Does the naive approach of just walking /proc and ignoring the
possibility of PID reuse races work most of the time? Sure. But "most
of the time" isn't good enough. It's not that there are tons of sob
stories: it's that without completely robust reporting, we can't rule
out of the possibility that weirdness we observe in a given trace is
actually just an artifact from a kinda-sort-working best-effort trace
collection system instead of a real anomaly in behavior. Tracing,
essentially, gives us deltas for system state, and without an accurate
baseline, collected via some kind of scan on trace startup, it's
impossible to use these deltas to robustly reconstruct total system
state at a given time.
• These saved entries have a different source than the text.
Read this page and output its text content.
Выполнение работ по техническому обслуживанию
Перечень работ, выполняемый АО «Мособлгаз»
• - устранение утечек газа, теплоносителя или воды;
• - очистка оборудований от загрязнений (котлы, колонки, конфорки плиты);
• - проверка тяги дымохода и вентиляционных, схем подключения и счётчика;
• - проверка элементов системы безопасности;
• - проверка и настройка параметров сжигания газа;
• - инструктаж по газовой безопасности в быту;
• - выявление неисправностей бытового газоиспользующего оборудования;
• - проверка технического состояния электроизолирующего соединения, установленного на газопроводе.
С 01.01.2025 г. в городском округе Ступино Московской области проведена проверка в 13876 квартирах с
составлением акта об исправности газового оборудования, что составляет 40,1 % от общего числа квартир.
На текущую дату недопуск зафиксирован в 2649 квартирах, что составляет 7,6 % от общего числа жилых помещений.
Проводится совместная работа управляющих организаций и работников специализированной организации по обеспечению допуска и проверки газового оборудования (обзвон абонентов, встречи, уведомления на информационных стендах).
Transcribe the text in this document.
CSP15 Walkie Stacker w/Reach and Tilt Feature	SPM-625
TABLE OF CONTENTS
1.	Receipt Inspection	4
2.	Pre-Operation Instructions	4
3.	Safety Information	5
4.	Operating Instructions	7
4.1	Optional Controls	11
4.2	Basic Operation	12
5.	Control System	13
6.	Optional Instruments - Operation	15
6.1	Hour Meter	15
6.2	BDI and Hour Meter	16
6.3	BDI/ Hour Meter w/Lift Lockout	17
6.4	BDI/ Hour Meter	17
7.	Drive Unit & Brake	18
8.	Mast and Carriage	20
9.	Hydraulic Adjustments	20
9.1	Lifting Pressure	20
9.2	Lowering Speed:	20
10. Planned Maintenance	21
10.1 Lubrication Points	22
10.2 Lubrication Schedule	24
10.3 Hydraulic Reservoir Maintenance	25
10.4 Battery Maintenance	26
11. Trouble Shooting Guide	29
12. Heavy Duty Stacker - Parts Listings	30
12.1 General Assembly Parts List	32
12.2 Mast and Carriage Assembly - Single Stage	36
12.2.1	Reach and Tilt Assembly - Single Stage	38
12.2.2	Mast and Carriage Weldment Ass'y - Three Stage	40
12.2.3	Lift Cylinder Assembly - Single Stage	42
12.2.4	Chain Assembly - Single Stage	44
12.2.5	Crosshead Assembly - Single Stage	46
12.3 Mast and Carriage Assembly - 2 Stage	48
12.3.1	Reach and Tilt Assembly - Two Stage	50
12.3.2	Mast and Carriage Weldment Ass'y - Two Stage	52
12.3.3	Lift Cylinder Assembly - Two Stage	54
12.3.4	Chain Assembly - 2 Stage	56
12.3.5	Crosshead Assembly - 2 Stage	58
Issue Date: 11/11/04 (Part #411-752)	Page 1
And this matters, because errors in
reconstruction (e.g., assigning a thread to the wrong process because
the IDs happen to be reused) can affect processing of the whole trace.
If it's 3am and I'm analyzing the lone trace from a dogfooder
demonstrating a particularly nasty problem, I don't want to find out
that the trace I'm analyzing ended up being useless because the
kernel's trace system is merely best effort. It's very cheap to be
100% reliable here, so let's be reliable and rule out sources of
error.

So we're solving a problem which isn't known to occur, but solving it
provides some peace-of-mind?  Sounds thin!

So you want to reject a cheap fix for a problem that you know occurs
at some non-zero frequency? There's a big difference between "may or
may not occur" and "will occur eventually, given enough time, and so
must be taken into account in analysis". Would you fix a refcount race
that you knew was possible, but didn't observe? What, exactly, is your
threshold for accepting a fix that makes tracing more reliable?